Cornell Road in Orenco Station, Hillsboro, Ore. Three-story
mixed-use buildings face a busy arterial. Image: author
In practice, provisions like these can make for challenging site planning, and some developers are hesitant to deviate from cookie-cutter layouts. But successful modern examples exist – not just along the historic boulevards of older cities, but in new urbanist communities that have busy suburban arterials running through them. Locally, I often point to Cornell Road where it passes through the Orenco Station neighborhood in Hillsboro, Oregon. Professional offices, apartments and retail stores in amply-fenestrated three-story buildings face a four-lane arterial with tens of thousands of cars going 40 mph. Wide, lush planter strips lessen the sensory impacts of this traffic. Direct building access is provided both for people walking along Cornell’s sidewalks and for people driving to the rear parking lot via backage roads.

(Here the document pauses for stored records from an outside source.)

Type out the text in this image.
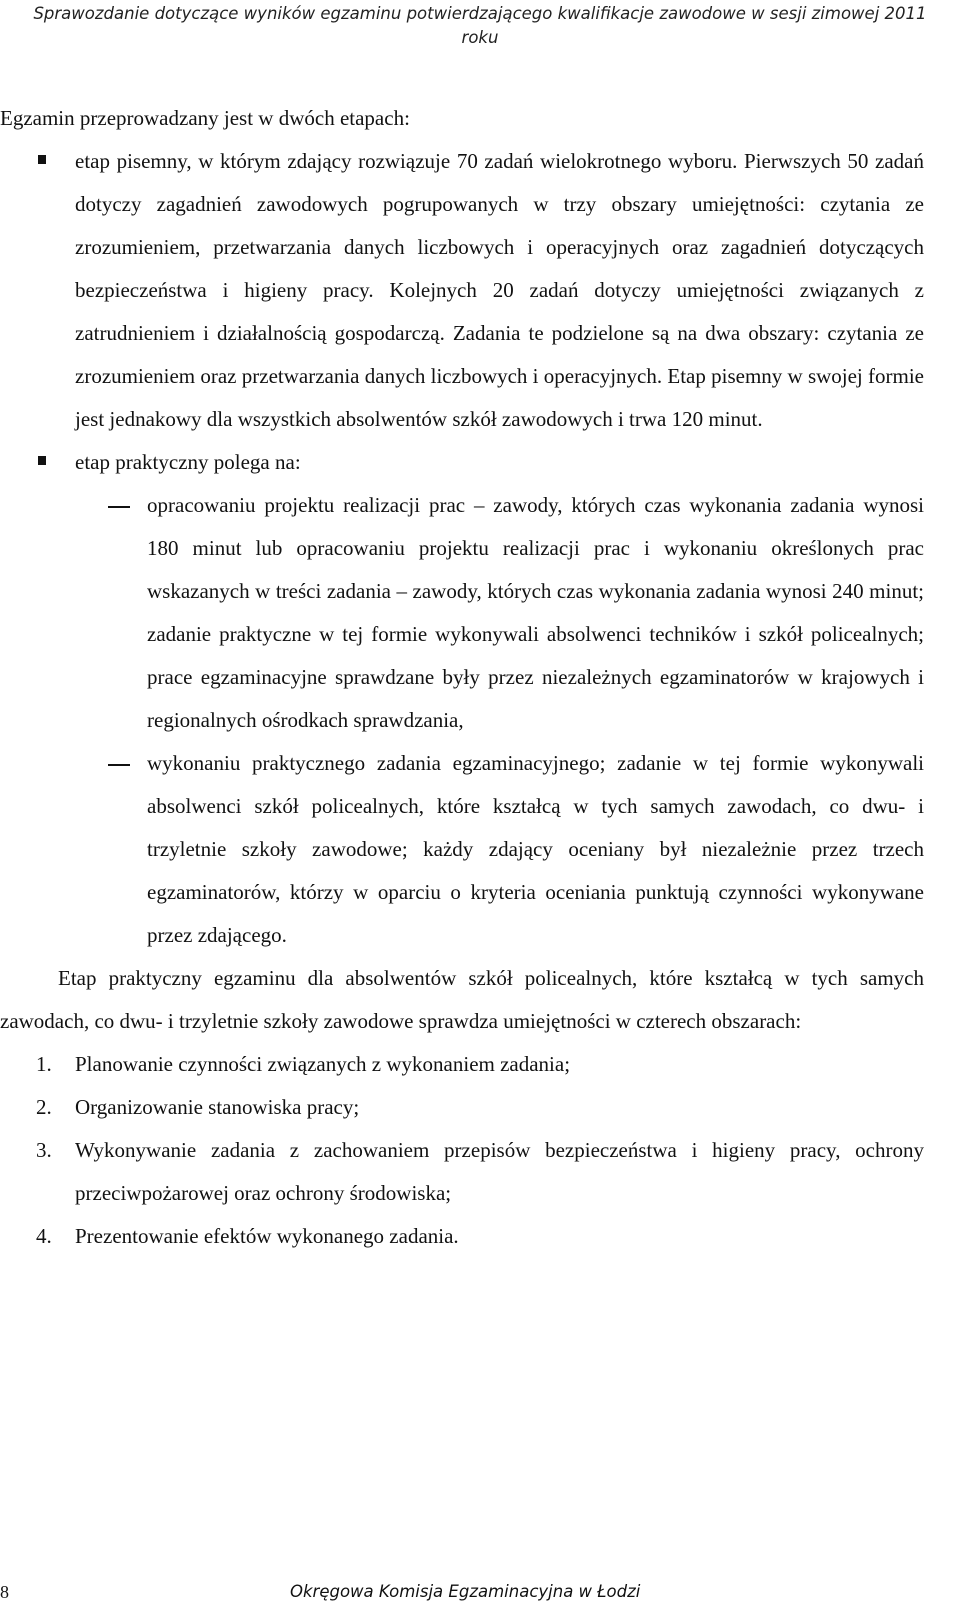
Sprawozdanie dotyczące wyników egzaminu potwierdzającego kwalifikacje zawodowe w sesji zimowej 2011
roku

Egzamin przeprowadzany jest w dwóch etapach:

etap pisemny, w którym zdający rozwiązuje 70 zadań wielokrotnego wyboru. Pierwszych 50 zadań dotyczy zagadnień zawodowych pogrupowanych w trzy obszary umiejętności: czytania ze zrozumieniem, przetwarzania danych liczbowych i operacyjnych oraz zagadnień dotyczących bezpieczeństwa i higieny pracy. Kolejnych 20 zadań dotyczy umiejętności związanych z zatrudnieniem i działalnością gospodarczą. Zadania te podzielone są na dwa obszary: czytania ze zrozumieniem oraz przetwarzania danych liczbowych i operacyjnych. Etap pisemny w swojej formie jest jednakowy dla wszystkich absolwentów szkół zawodowych i trwa 120 minut.
etap praktyczny polega na:
opracowaniu projektu realizacji prac – zawody, których czas wykonania zadania wynosi 180 minut lub opracowaniu projektu realizacji prac i wykonaniu określonych prac wskazanych w treści zadania – zawody, których czas wykonania zadania wynosi 240 minut; zadanie praktyczne w tej formie wykonywali absolwenci techników i szkół policealnych; prace egzaminacyjne sprawdzane były przez niezależnych egzaminatorów w krajowych i regionalnych ośrodkach sprawdzania,
wykonaniu praktycznego zadania egzaminacyjnego; zadanie w tej formie wykonywali absolwenci szkół policealnych, które kształcą w tych samych zawodach, co dwu- i trzyletnie szkoły zawodowe; każdy zdający oceniany był niezależnie przez trzech egzaminatorów, którzy w oparciu o kryteria oceniania punktują czynności wykonywane przez zdającego.

Etap praktyczny egzaminu dla absolwentów szkół policealnych, które kształcą w tych samych zawodach, co dwu- i trzyletnie szkoły zawodowe sprawdza umiejętności w czterech obszarach:

1. Planowanie czynności związanych z wykonaniem zadania;
2. Organizowanie stanowiska pracy;
3. Wykonywanie zadania z zachowaniem przepisów bezpieczeństwa i higieny pracy, ochrony przeciwpożarowej oraz ochrony środowiska;
4. Prezentowanie efektów wykonanego zadania.
8	Okręgowa Komisja Egzaminacyjna w Łodzi
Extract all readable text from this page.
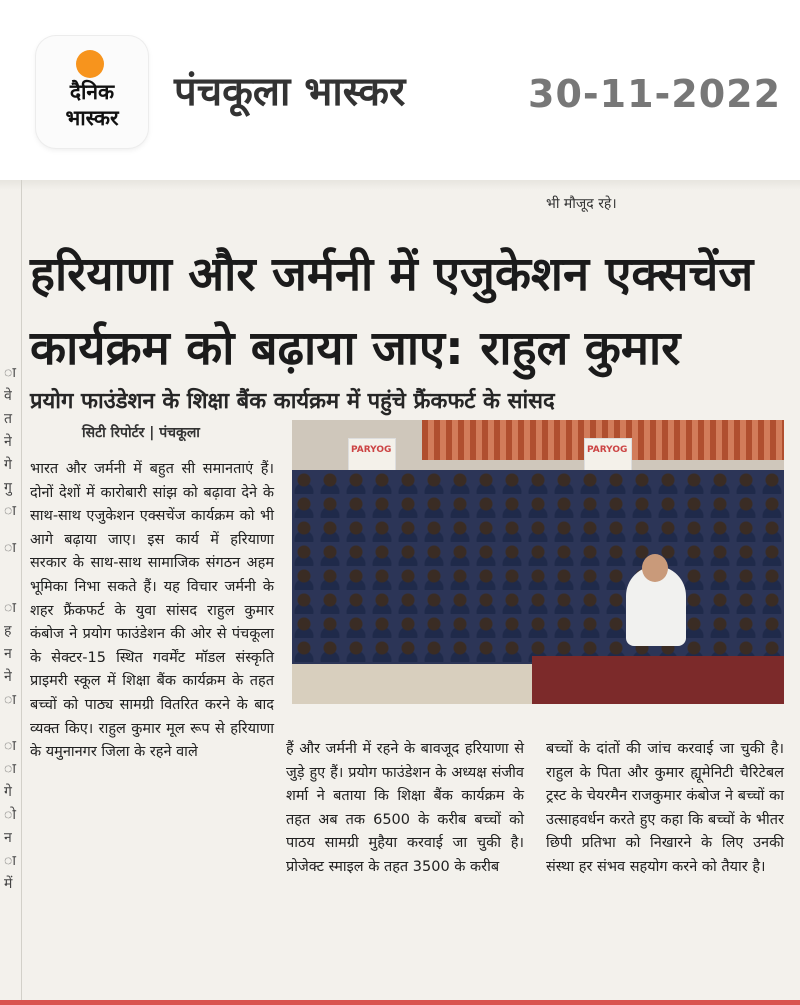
दैनिक
भास्कर
पंचकूला भास्कर	30-11-2022
ा
वे
त
ने
गे
गु
ा
ा
ा
ह
न
ने
ा
ा
ा
गे
ो
न
ा
में
भी मौजूद रहे।
हरियाणा और जर्मनी में एजुकेशन एक्सचेंज
कार्यक्रम को बढ़ाया जाए: राहुल कुमार
प्रयोग फाउंडेशन के शिक्षा बैंक कार्यक्रम में पहुंचे फ्रैंकफर्ट के सांसद
सिटी रिपोर्टर | पंचकूला
PARYOG	PARYOG

भारत और जर्मनी में बहुत सी समानताएं हैं। दोनों देशों में कारोबारी सांझ को बढ़ावा देने के साथ-साथ एजुकेशन एक्सचेंज कार्यक्रम को भी आगे बढ़ाया जाए। इस कार्य में हरियाणा सरकार के साथ-साथ सामाजिक संगठन अहम भूमिका निभा सकते हैं। यह विचार जर्मनी के शहर फ्रैंकफर्ट के युवा सांसद राहुल कुमार कंबोज ने प्रयोग फाउंडेशन की ओर से पंचकूला के सेक्टर-15 स्थित गवर्मेंट मॉडल संस्कृति प्राइमरी स्कूल में शिक्षा बैंक कार्यक्रम के तहत बच्चों को पाठ्य सामग्री वितरित करने के बाद व्यक्त किए। राहुल कुमार मूल रूप से हरियाणा के यमुनानगर जिला के रहने वाले	हैं और जर्मनी में रहने के बावजूद हरियाणा से जुड़े हुए हैं। प्रयोग फाउंडेशन के अध्यक्ष संजीव शर्मा ने बताया कि शिक्षा बैंक कार्यक्रम के तहत अब तक 6500 के करीब बच्चों को पाठय सामग्री मुहैया करवाई जा चुकी है। प्रोजेक्ट स्माइल के तहत 3500 के करीब

बच्चों के दांतों की जांच करवाई जा चुकी है। राहुल के पिता और कुमार ह्यूमेनिटी चैरिटेबल ट्रस्ट के चेयरमैन राजकुमार कंबोज ने बच्चों का उत्साहवर्धन करते हुए कहा कि बच्चों के भीतर छिपी प्रतिभा को निखारने के लिए उनकी संस्था हर संभव सहयोग करने को तैयार है।
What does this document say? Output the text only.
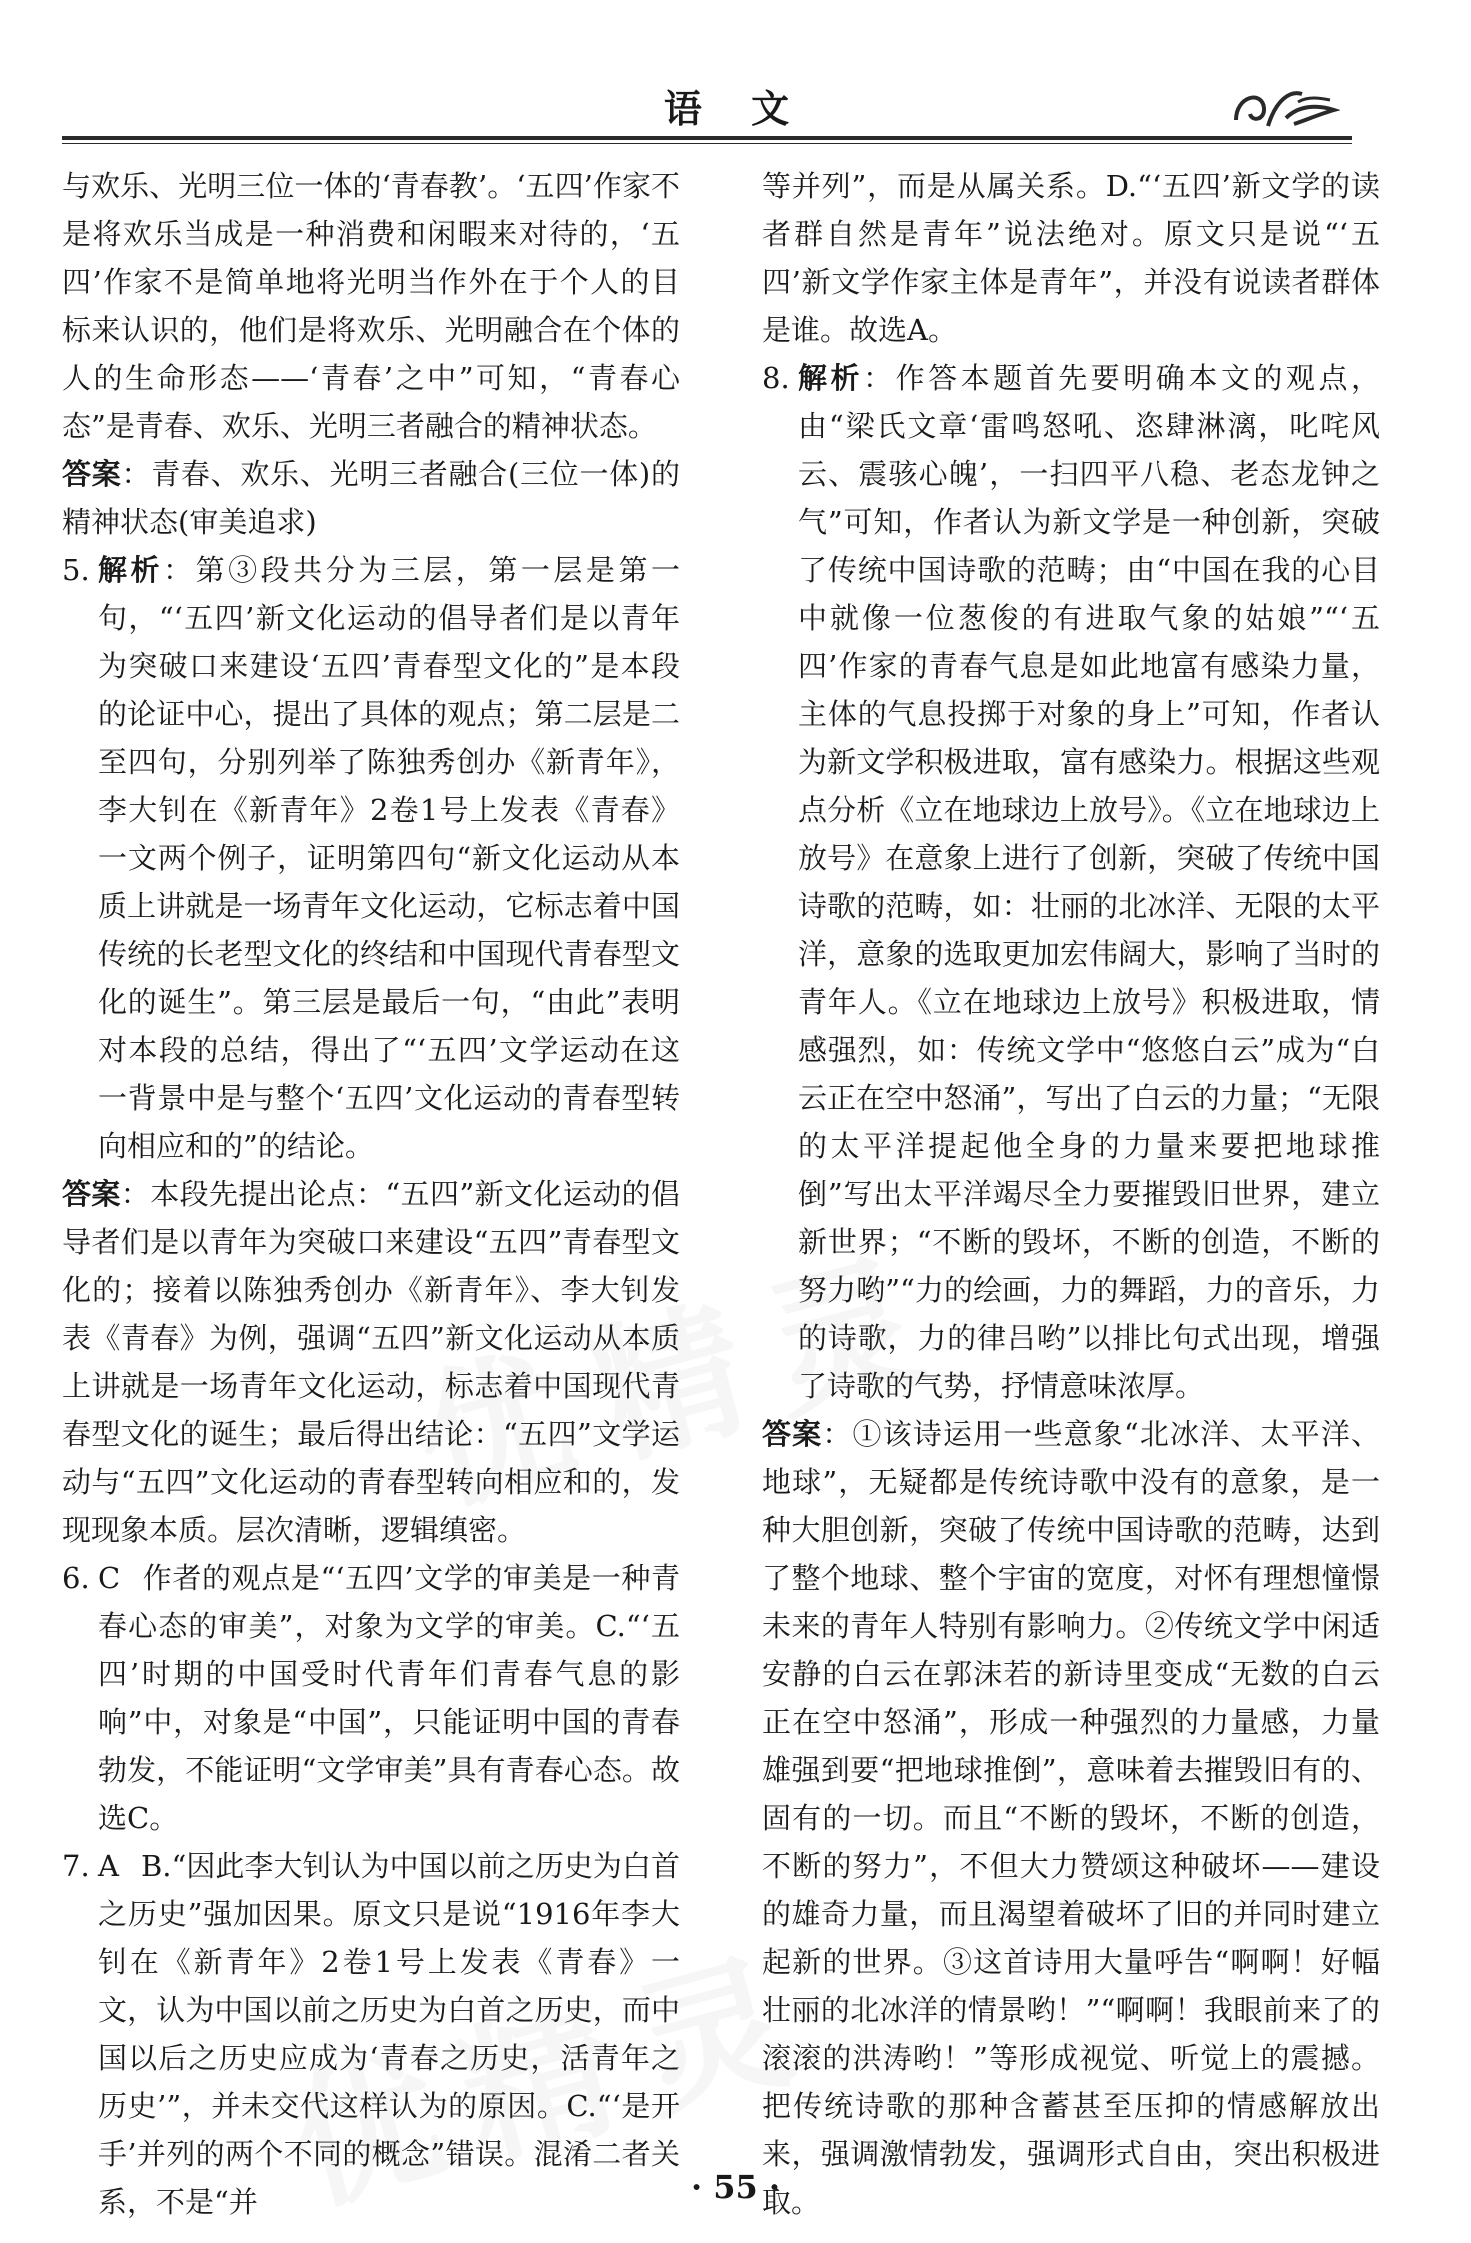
语 文

与欢乐、光明三位一体的‘青春教’。‘五四’作家不是将欢乐当成是一种消费和闲暇来对待的，‘五四’作家不是简单地将光明当作外在于个人的目标来认识的，他们是将欢乐、光明融合在个体的人的生命形态——‘青春’之中”可知，“青春心态”是青春、欢乐、光明三者融合的精神状态。

答案：青春、欢乐、光明三者融合(三位一体)的精神状态(审美追求)

5. 解析：第③段共分为三层，第一层是第一句，“‘五四’新文化运动的倡导者们是以青年为突破口来建设‘五四’青春型文化的”是本段的论证中心，提出了具体的观点；第二层是二至四句，分别列举了陈独秀创办《新青年》，李大钊在《新青年》2卷1号上发表《青春》一文两个例子，证明第四句“新文化运动从本质上讲就是一场青年文化运动，它标志着中国传统的长老型文化的终结和中国现代青春型文化的诞生”。第三层是最后一句，“由此”表明对本段的总结，得出了“‘五四’文学运动在这一背景中是与整个‘五四’文化运动的青春型转向相应和的”的结论。

答案：本段先提出论点：“五四”新文化运动的倡导者们是以青年为突破口来建设“五四”青春型文化的；接着以陈独秀创办《新青年》、李大钊发表《青春》为例，强调“五四”新文化运动从本质上讲就是一场青年文化运动，标志着中国现代青春型文化的诞生；最后得出结论：“五四”文学运动与“五四”文化运动的青春型转向相应和的，发现现象本质。层次清晰，逻辑缜密。

6. C 作者的观点是“‘五四’文学的审美是一种青春心态的审美”，对象为文学的审美。C.“‘五四’时期的中国受时代青年们青春气息的影响”中，对象是“中国”，只能证明中国的青春勃发，不能证明“文学审美”具有青春心态。故选C。

7. A B.“因此李大钊认为中国以前之历史为白首之历史”强加因果。原文只是说“1916年李大钊在《新青年》2卷1号上发表《青春》一文，认为中国以前之历史为白首之历史，而中国以后之历史应成为‘青春之历史，活青年之历史’”，并未交代这样认为的原因。C.“‘是开手’并列的两个不同的概念”错误。混淆二者关系，不是“并

等并列”，而是从属关系。D.“‘五四’新文学的读者群自然是青年”说法绝对。原文只是说“‘五四’新文学作家主体是青年”，并没有说读者群体是谁。故选A。

8. 解析：作答本题首先要明确本文的观点，由“梁氏文章‘雷鸣怒吼、恣肆淋漓，叱咤风云、震骇心魄’，一扫四平八稳、老态龙钟之气”可知，作者认为新文学是一种创新，突破了传统中国诗歌的范畴；由“中国在我的心目中就像一位葱俊的有进取气象的姑娘”“‘五四’作家的青春气息是如此地富有感染力量，主体的气息投掷于对象的身上”可知，作者认为新文学积极进取，富有感染力。根据这些观点分析《立在地球边上放号》。《立在地球边上放号》在意象上进行了创新，突破了传统中国诗歌的范畴，如：壮丽的北冰洋、无限的太平洋，意象的选取更加宏伟阔大，影响了当时的青年人。《立在地球边上放号》积极进取，情感强烈，如：传统文学中“悠悠白云”成为“白云正在空中怒涌”，写出了白云的力量；“无限的太平洋提起他全身的力量来要把地球推倒”写出太平洋竭尽全力要摧毁旧世界，建立新世界；“不断的毁坏，不断的创造，不断的努力哟”“力的绘画，力的舞蹈，力的音乐，力的诗歌，力的律吕哟”以排比句式出现，增强了诗歌的气势，抒情意味浓厚。

答案：①该诗运用一些意象“北冰洋、太平洋、地球”，无疑都是传统诗歌中没有的意象，是一种大胆创新，突破了传统中国诗歌的范畴，达到了整个地球、整个宇宙的宽度，对怀有理想憧憬未来的青年人特别有影响力。②传统文学中闲适安静的白云在郭沫若的新诗里变成“无数的白云正在空中怒涌”，形成一种强烈的力量感，力量雄强到要“把地球推倒”，意味着去摧毁旧有的、固有的一切。而且“不断的毁坏，不断的创造，不断的努力”，不但大力赞颂这种破坏——建设的雄奇力量，而且渴望着破坏了旧的并同时建立起新的世界。③这首诗用大量呼告“啊啊！好幅壮丽的北冰洋的情景哟！”“啊啊！我眼前来了的滚滚的洪涛哟！”等形成视觉、听觉上的震撼。把传统诗歌的那种含蓄甚至压抑的情感解放出来，强调激情勃发，强调形式自由，突出积极进取。

· 55 ·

On the east coast, NJ Route 33 and County Route 526 pass through Washington Town Center east of Trenton, with stores and houses proudly presenting their front doors to Jersey drivers. A similar layout can be found along the arterials in Denver’s redevelopment of Stapleton Airport. Provision of on-street parking varies from place to place, but most parking spaces are tucked in carefully designed parking lots and alleys behind the buildings.

Upscale townhomes and on-street parking along Route 526 in New Jersey's Washington Town Center. Image: Google
Balancing the form and function of arterial roadways can be difficult, and it requires deliberate coordination between transportation engineers, land use planners and developers. But I think it’s worth the extra effort. The backage situations we’re seeing today are a visual blight and a failure of community design. If our most heavily traveled urban roadways are to be lined with rear building facades and sound walls, they might as well be freeways and we should start building overpasses and interchanges.

Or we could resume the millennia-old tradition of orienting our buildings toward our grand thoroughfares.